Tethers - Fall Prevention for Tools 

 - When choosing a tether, pay close attention to attachment points. If it is to attach to your wrist (as some do), ensure that it doesn't restrict the use of the tool or place your wrist at an awkward angle that could create an ergonomics issue. Also, what happens if you drop the tool? Will the weight and angle of the tool possibly pull you off balance and expose you to a fall? Example: working from a ladder or unprotected edge. 

 - Tool tethers have load ratings, know the weight of your tool and the capacity of your tether. 

 - There are many styles of tethers to attach to tools for drop prevention. Ensure the one you choose works with the tool and doesn't work ‘against’ the tool or your use. Never modify the tool to accept the tether. The method of using D-rings, nonconductive tape, cinch attachments and Quick Spin Adaptors can be added to small hand tools without modification of the tool when there are no tether attachment points. 

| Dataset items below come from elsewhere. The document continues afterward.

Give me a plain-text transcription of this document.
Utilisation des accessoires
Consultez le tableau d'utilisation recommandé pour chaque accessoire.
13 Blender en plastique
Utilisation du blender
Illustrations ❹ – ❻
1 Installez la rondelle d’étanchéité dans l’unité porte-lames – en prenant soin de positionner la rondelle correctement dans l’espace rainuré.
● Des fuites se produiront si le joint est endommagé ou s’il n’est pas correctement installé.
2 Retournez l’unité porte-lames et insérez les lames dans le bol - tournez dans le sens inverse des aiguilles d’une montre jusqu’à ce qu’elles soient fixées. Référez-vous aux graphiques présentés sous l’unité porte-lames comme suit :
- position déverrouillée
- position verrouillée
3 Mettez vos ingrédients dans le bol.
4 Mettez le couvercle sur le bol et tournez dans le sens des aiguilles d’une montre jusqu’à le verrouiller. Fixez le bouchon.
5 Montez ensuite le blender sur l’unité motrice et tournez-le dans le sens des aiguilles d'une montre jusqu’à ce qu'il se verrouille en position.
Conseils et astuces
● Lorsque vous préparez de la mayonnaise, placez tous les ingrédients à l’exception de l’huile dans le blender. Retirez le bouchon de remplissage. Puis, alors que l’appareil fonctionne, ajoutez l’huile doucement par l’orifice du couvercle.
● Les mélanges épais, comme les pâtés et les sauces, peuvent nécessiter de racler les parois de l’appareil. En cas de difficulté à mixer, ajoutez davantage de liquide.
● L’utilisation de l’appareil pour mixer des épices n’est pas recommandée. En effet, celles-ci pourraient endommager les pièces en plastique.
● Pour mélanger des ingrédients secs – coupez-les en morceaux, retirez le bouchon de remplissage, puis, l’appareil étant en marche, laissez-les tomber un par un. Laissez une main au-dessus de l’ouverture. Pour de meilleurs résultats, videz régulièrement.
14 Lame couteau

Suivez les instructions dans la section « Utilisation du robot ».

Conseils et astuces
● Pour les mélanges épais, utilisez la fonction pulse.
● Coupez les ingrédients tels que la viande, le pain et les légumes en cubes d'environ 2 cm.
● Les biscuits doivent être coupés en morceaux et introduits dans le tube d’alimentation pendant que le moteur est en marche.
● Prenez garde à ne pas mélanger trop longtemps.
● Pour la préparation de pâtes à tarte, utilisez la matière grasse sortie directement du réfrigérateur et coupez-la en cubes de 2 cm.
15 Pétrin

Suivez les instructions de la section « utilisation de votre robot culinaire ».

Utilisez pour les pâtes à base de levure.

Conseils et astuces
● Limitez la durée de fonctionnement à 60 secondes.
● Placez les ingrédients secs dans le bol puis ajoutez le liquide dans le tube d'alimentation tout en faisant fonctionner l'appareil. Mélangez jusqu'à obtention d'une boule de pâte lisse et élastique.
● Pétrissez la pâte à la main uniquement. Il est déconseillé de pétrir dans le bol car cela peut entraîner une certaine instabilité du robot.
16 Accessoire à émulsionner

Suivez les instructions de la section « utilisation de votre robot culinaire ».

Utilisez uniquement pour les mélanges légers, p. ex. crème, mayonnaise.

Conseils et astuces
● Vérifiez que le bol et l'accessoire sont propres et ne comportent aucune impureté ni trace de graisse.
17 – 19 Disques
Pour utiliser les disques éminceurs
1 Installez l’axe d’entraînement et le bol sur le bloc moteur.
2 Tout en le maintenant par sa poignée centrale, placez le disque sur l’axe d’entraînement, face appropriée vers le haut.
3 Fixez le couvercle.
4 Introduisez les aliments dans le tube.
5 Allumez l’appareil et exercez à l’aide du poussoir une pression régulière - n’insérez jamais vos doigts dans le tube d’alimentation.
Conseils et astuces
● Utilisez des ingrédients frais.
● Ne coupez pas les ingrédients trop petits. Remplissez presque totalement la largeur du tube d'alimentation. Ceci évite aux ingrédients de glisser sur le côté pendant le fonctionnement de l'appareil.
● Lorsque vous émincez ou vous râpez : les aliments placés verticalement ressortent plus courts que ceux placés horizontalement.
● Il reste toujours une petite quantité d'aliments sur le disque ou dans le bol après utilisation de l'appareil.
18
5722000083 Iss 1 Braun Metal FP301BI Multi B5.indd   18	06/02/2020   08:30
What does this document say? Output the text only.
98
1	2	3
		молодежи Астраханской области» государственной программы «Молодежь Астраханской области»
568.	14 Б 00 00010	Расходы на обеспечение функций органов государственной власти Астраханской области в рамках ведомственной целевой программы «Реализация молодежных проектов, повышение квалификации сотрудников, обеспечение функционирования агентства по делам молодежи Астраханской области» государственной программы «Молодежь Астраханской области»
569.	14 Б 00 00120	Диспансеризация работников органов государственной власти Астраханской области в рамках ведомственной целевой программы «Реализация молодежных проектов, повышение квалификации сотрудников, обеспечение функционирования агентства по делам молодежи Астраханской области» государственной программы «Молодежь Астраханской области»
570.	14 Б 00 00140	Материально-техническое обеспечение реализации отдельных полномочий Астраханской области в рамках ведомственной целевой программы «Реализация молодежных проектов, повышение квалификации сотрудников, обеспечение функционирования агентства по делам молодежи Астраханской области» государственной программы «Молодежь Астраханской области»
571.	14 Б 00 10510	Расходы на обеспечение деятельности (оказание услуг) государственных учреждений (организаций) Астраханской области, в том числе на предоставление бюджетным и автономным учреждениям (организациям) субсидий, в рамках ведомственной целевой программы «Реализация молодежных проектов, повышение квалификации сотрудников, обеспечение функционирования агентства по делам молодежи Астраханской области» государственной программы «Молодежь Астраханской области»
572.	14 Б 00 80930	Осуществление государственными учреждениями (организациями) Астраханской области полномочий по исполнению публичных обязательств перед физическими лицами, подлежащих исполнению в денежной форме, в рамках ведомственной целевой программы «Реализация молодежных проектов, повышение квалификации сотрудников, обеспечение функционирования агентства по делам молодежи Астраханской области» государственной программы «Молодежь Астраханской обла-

 - Any tool over 5 lbs. should not be attached to you. These tools should be attached to a fixed structure approved by supervision and/or the safety department. 

 - When picking a tool tether be brand specific. Often brand models are engineered to work together, as with personal fall protection. Avoid mixing and matching tool tether systems from different companies and different models. 

- Lastly, follow the directions that are included with your tool tether. 

The third leading cause of death in the workplace is contact with objects and equipment. A large percentage of these fatalities are caused by being struck with falling objects. 

As a reminder, OSHA requirements when working in an environment where there is a risk or being hit by a falling object, include: 

  • Secure tools and materials to prevent them from falling 
  • Barricade hazardous areas and post warning signage 
  • Use toe boards and screens if necessary on walkways and/or scaffolding 
  • Use platforms, rated canopies/nets to catch or deflect materials 

Wachs’ STA (Safety Task Assessment) is used to ensure that as a Team, we proactively analyze the work to be done, to include falling object potential. JHAs allow us to recognize and address issues before they become an incident.